Therefore, in this study, we aimed to evaluate the effects of different water management on ratoon rice grain yield and its quality. To evaluate ratoon rice grain yield, we used the 15N isotope-traced fertilizer to measure the effects of different water management on the rate and amount of nitrogen uptake from the soil. This isotopic study method is commonly used to determine N utilization from the fertilizer by plants. By understanding the mechanisms underlying the transport of 15N to various parts of the plant, we evaluated how different water management could possibly influence the transport inside the rice plants.

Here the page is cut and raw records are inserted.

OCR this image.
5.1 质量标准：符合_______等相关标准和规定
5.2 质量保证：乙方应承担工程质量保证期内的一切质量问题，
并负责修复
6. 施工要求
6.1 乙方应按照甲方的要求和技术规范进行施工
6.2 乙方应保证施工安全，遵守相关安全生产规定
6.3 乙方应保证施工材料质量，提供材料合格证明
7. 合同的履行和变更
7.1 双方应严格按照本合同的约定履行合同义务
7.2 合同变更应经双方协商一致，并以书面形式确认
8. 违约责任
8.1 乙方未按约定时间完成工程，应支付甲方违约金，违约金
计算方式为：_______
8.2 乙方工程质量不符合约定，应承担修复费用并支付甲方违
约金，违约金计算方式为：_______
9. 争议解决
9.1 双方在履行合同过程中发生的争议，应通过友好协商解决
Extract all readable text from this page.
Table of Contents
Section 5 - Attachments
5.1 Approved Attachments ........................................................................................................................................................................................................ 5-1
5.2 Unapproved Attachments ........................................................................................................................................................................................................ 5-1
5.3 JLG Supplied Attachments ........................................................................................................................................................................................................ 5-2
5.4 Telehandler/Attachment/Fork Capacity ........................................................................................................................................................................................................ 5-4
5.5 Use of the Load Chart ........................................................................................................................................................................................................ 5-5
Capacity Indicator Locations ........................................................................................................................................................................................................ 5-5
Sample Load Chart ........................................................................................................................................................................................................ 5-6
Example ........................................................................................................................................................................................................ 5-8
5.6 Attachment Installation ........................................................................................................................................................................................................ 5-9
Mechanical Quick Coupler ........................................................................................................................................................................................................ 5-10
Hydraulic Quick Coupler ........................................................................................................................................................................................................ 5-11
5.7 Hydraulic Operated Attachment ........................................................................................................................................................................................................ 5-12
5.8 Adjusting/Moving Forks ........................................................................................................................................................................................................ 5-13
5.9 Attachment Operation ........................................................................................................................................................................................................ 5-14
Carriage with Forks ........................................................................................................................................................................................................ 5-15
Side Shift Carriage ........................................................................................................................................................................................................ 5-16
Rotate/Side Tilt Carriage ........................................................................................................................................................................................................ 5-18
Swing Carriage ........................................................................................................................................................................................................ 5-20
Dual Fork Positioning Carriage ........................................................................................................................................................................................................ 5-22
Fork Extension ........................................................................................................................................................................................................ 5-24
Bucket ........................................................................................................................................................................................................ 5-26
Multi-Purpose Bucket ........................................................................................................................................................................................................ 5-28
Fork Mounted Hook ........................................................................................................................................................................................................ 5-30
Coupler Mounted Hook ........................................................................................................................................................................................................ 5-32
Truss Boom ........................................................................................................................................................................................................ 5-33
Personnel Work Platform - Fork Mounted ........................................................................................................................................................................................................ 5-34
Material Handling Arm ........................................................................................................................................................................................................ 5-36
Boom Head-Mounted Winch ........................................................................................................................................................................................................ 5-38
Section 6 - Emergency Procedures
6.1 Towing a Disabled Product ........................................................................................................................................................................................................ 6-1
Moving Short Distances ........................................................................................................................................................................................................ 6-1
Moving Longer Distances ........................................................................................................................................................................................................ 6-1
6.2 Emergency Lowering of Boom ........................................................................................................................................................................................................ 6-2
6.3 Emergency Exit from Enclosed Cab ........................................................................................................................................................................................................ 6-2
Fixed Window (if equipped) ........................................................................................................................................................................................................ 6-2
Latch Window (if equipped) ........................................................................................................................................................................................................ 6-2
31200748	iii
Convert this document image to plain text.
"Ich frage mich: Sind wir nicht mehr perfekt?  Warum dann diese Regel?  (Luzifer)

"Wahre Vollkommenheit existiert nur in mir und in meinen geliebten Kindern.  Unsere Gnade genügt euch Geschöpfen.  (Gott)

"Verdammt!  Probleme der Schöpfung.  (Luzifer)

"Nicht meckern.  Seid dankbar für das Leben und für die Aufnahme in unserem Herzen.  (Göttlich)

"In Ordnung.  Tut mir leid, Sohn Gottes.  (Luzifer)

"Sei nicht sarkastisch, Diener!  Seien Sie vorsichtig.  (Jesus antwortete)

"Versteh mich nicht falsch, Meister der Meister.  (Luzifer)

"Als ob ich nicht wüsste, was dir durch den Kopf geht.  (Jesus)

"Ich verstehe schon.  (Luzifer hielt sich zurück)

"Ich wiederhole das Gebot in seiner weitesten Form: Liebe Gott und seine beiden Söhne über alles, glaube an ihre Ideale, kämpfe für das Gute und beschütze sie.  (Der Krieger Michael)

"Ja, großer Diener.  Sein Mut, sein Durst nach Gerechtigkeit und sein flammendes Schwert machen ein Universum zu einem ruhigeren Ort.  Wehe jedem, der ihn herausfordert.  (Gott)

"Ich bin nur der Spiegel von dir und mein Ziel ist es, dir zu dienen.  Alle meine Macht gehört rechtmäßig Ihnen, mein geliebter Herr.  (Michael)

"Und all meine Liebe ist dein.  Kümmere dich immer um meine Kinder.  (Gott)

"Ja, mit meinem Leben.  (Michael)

2.1. Experimental Site and Plant Material

The experiment was conducted from March–October 2021, in an open-air steel frame building covered in wire netting to protect the plants from birds, at the School of Agriculture, Meiji University, Kawasaki, Kanagawa, Japan (35°61′N, 139°54′E). We used Akitakomachi rice in this study, as it is one of the early maturing varieties in Japan, thus suitable for ratooning.

2.2. Experiment Setup

The seeds were sown on March 11, 2021, and transplanted on April 14, 2021, into a 1/5000-a Wagner pot with three seedlings per pot, all filled with 3.5 kg of artificial culture soil. NPK (6 g/m2 each) was applied as basal fertilizer, and N (3 g/m2) was applied 50 days after transplanting. These pots were installed in a concrete container (3 m long × 3 m wide × 0.3 m deep) filled with water and left flooded throughout the main crop’s cultivation period. The water management for the main crop was the same as that for the control across all plots, with the water level maintained at 5 cm aboveground. Once the saplings matured, the cutting height for ratooning was set at 30 cm, and 5% 15N2 Ammonium Sulfate (3 g/m2) (Cambridge Isotope Laboratories, Inc.) was applied to the main crop. The experiment plot for ratoon cropping was divided into three treatments control treatment (CT), underground water treatment (UWT), and deep water treatment (DWT). Sixteen pots were used per treatment, 48 pots in total. These water management were conducted only after the first harvest, during the ratooning season. In CT, the water level was always maintained at 5 cm aboveground. In UWT, the water level was maintained at 12 cm below the soil surface. In DWT, the cultivation pots were placed inside a 50 cm deep pool and the water level was maintained at 20 cm aboveground. Water management during the main crop season was the same as CT for all the pots. With the onset of the ratoon season, the main crop was harvested and these three water managements were implemented.

2.3. Data Sampling

2.3.1. Air and Water Temperature

Air temperature was measured with a thermometer (TR-52i; T&D Corp., Matsumoto, Japan) at 1.2 m aboveground. Water temperature was measured with the same thermometer, which was wrapped in a waterproof case and kept underwater throughout the cultivation period. The input data of the average temperature were from the data collected by the Japan Meteorological Agency based in the Fuchu Observatory, during the cultivation period (April–November 2021).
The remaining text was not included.